Preconditions: From Policy to Implementation Capacity
The report states that the Netherlands is not struggling with a lack of ideas, but with obstacles in practical implementation. Topics mentioned include:
- Slow and uncertain permitting, and the nitrogen lock that blocks development.
- Grid congestion (more than 14,000 companies are waiting for connection) and relatively high electricity prices.
- STEM talent shortages and obstacles for international knowledge workers
The report also highlights the structural vulnerability of the digital infrastructure (undersea cables/data centers/fiber optics) and the importance of innovation ecosystems and mainports as economic hubs.
New instruments: NIB and NABI
According to the report, €62 billion in public investment in preconditions is needed to realize the innovation agenda (ten-year forecast). In addition, two "anchor institutions" are proposed:
- National Investment Bank (NIB)
This combines existing instruments and provides public-private financing for investments in technology and infrastructure; €10–20 billion in working capital can mobilize up to €100 billion - National Agency for Breakthrough Innovation (NABI)

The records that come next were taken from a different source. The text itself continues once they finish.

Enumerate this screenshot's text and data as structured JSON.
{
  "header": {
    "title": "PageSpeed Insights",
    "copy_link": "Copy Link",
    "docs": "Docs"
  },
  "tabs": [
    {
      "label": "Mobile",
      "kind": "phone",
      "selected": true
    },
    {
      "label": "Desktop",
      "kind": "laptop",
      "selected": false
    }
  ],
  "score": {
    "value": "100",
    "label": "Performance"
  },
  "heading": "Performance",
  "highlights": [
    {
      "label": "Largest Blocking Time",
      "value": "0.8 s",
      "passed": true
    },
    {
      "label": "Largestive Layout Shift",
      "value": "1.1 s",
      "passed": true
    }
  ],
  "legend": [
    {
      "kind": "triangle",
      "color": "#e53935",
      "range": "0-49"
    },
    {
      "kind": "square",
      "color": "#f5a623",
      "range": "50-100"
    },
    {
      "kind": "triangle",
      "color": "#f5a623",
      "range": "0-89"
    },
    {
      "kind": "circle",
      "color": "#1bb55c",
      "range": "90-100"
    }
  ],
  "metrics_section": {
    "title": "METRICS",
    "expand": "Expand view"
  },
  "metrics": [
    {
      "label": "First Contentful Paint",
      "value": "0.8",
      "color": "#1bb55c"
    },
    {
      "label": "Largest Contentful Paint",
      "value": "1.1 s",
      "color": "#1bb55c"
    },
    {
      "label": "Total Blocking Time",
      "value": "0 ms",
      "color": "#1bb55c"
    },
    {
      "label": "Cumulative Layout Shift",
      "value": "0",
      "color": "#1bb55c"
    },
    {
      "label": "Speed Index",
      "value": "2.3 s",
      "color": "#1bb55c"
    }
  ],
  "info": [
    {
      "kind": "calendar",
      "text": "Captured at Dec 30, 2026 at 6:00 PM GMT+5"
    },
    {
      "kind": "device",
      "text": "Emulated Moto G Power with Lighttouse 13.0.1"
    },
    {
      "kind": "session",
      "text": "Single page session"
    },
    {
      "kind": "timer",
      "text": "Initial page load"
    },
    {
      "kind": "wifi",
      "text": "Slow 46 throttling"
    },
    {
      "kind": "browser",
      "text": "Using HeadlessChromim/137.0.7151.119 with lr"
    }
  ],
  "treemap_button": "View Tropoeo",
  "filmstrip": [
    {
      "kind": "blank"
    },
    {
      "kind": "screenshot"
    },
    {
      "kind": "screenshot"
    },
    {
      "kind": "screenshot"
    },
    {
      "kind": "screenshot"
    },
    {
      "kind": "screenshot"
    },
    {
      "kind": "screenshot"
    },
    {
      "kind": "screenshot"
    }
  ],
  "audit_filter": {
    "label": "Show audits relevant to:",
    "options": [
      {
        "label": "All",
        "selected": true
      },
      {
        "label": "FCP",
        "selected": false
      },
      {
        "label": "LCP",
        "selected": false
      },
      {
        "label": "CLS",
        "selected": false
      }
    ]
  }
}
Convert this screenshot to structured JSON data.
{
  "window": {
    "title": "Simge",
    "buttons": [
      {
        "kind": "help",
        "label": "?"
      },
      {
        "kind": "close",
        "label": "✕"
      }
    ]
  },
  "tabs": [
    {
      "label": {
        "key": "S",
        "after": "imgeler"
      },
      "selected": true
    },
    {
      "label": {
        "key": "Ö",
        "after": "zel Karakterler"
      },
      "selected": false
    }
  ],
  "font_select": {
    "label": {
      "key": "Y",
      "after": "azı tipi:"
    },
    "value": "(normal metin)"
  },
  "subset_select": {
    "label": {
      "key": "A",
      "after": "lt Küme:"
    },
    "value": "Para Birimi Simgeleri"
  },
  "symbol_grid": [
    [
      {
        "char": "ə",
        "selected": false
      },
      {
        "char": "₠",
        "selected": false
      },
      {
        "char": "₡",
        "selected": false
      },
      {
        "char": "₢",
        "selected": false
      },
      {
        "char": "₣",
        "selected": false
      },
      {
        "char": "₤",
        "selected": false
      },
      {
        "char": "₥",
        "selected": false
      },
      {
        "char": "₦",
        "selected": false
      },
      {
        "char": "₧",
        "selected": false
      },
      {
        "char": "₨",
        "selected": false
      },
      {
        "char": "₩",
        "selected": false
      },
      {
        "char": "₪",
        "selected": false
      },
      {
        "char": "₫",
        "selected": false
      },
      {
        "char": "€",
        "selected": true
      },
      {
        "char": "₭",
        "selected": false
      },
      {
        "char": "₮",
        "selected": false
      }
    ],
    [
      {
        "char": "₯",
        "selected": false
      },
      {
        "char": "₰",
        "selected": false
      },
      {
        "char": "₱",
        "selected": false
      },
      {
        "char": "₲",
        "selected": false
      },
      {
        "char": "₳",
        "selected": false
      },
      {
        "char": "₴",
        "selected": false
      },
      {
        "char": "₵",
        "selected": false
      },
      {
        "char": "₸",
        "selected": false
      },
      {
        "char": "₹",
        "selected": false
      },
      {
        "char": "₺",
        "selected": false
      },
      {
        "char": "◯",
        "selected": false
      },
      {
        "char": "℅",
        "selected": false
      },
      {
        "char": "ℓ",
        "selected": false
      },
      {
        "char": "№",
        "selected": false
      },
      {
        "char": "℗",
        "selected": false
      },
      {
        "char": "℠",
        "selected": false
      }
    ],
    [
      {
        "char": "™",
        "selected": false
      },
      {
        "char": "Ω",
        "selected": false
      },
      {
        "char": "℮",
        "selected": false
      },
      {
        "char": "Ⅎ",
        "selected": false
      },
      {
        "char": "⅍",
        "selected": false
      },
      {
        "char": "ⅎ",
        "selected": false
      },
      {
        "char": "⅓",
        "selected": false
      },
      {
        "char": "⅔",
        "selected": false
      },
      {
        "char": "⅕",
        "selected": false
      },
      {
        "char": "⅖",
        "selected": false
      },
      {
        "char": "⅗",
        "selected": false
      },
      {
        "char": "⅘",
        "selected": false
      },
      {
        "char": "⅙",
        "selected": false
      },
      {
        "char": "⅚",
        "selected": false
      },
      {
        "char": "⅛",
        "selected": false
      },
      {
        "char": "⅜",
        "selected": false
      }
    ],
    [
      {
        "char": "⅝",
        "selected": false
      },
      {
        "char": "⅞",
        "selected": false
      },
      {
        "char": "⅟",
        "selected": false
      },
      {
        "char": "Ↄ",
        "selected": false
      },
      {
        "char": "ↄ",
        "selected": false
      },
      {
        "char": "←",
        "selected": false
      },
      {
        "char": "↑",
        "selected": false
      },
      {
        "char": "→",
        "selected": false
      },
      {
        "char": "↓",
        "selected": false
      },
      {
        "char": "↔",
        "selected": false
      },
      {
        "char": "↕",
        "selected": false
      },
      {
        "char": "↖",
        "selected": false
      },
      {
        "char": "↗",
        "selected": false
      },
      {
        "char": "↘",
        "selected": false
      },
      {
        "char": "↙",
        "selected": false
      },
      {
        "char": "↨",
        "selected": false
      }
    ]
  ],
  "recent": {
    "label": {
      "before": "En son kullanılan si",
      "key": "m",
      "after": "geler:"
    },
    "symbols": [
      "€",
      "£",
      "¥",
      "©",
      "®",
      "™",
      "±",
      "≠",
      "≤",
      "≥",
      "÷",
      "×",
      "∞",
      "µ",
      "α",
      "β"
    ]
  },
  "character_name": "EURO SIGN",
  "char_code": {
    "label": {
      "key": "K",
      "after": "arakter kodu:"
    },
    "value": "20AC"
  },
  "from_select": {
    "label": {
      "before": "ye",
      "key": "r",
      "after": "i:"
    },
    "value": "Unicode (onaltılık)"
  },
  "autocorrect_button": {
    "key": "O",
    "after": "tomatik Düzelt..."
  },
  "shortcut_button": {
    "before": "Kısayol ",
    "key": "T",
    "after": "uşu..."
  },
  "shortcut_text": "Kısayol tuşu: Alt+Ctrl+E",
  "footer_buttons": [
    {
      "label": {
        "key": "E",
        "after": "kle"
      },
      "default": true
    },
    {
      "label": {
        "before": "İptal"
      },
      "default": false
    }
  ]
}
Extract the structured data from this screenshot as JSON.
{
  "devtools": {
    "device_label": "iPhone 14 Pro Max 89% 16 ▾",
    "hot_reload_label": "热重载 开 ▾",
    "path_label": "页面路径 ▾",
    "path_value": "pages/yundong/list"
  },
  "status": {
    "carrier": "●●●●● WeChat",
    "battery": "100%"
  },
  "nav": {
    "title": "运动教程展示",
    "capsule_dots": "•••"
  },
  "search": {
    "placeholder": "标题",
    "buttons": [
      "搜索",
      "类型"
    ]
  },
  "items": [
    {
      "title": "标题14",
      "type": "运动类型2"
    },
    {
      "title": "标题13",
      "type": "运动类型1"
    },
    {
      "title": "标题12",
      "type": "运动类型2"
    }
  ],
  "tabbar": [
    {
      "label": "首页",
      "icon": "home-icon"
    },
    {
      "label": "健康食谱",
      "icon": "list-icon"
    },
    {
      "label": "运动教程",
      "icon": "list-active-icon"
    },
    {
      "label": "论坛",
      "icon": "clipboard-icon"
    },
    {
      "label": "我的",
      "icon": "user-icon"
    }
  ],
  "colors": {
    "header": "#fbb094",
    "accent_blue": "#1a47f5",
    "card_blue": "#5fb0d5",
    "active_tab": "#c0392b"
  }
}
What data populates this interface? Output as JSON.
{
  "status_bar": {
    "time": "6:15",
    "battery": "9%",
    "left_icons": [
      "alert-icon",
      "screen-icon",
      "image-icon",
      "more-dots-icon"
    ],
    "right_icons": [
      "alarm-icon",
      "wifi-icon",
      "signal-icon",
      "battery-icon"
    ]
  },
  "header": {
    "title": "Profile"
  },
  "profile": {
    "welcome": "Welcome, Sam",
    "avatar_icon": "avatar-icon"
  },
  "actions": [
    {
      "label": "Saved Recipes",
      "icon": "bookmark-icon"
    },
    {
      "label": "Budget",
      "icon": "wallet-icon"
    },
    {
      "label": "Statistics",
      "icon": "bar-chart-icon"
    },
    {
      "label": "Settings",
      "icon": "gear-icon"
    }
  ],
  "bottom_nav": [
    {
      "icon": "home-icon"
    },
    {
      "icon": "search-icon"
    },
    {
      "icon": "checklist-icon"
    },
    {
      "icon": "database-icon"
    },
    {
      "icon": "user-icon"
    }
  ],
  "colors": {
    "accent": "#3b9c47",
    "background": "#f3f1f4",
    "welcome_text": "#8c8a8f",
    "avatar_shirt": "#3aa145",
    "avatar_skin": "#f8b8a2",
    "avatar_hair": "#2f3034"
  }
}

DARPA-like, autonomous, with a €1.5–2.0 billion multi-year budget; including a strategy in which the government increasingly acts as a launch customer
Governance: Chief of the matter, Commissioner, and Investment Council
The report advocates a governance shift to break down silos and accelerate progress: future prosperity must be the chief of the matter at the highest political level, supported by an independent Commissioner for Future Prosperity with an implementation unit, fund, and legal enforcement power, and with a National Investment Council for structural public-private coordination.